Sermons

Summary: Second Samuel 22:1-51 teaches us to praise God for his deliverance.

Lesson

Second Samuel 22:1-51 teaches us to praise God for his deliverance.

Let’s use the following outline:

1. The Context of Praising God for His Deliverance (22:1)

2. The Content of Praising God for His Deliverance (22:2-3)

I. The Context of Praising God for His Deliverance (21:15-17)

First, let’s look at the context of praising God for his deliverance.

The author of 2 Samuel writes in verse 1 of chapter 22, “And David spoke to the Lord the words of this song on the day when the Lord delivered him from the hand of all his enemies, and from the hand of Saul.”

Almost identical words are found as the title to Psalm 18, “To the choirmaster. A Psalm of David, the servant of the Lord, who addressed the words of this song to the Lord on the day when the Lord delivered him from the hand of all his enemies, and from the hand of Saul.” The song in 2 Samuel 22 is almost identical to the psalm of Psalm 18.

Commentator Gordon Keddie observes,

It may be that the fuller version in the Psalter was David’s final version for public use in the worship of God. The differences are fairly numerous, but the teaching is the same. Both are the inspired Word of God: the one set in a historical context, the other in the manual of praise.

David wrote this song of deliverance in 2 Samuel 22 after “the Lord delivered him from the hand of all his enemies, and from the hand of Saul.” David looked back over his forty years as king over all Israel and also the many years prior to his coronation. He saw how the Lord had delivered him on numerous occasions from many enemies. He recalled also how the Lord had delivered him from Saul’s many attempts to kill him.

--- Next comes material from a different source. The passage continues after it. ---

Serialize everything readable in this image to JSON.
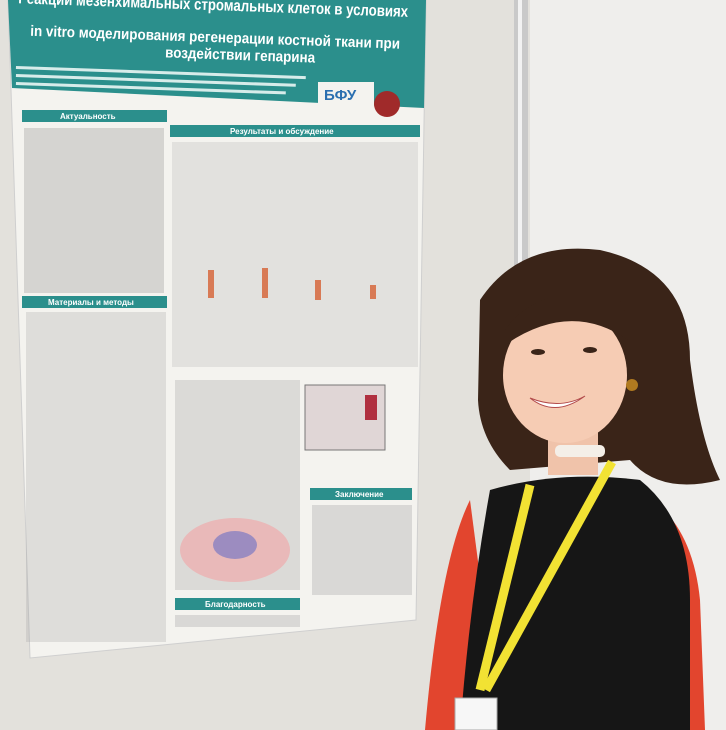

So, David wrote a song praising God for his deliverance.

II. The Content of Praising God for His Deliverance (21:2-3)

And second, let’s learn about the content of praising God for his deliverance.

There are fifty verses in which David praised God for his deliverance. However, we are going to focus our attention on just for the first two verses to learn how David praised God for his deliverance.

David’s praise of God included several ascriptions of how David saw God.

A. God Is My Strength (22:2, 3)

First, God is my strength.

David saw God as a “rock” in verses 2 and 3. He said in verse 2, “The Lord is my rock,” and again in verse 3, “…my God, my rock.”

In the Bible, a “rock” often conveys the idea of strength and a foundation. It is something solid and stable. David said that the Lord is his strength and his foundation. God was able to deliver him from many situations because the Lord is solid and stable.

Do you remember Jesus’ most famous sermon? We call it “The Sermon on the Mount,” and it is recorded in Matthew 5-7. Jesus was teaching his disciples how to live as citizens of his kingdom in world full of sin. He concluded his sermon with an application to his listeners to build their lives on the rock. This is how Jesus expressed it in Matthew 7:24-27:

24 “Everyone then who hears these words of mine and does them will be like a wise man who built his house on the rock. 25 And the rain fell, and the floods came, and the winds blew and beat on that house, but it did not fall, because it had been founded on the rock. 26 And everyone who hears these words of mine and does not do them will be like a foolish man who built his house on the sand. 27 And the rain fell, and the floods came, and the winds blew and beat against that house, and it fell, and great was the fall of it.”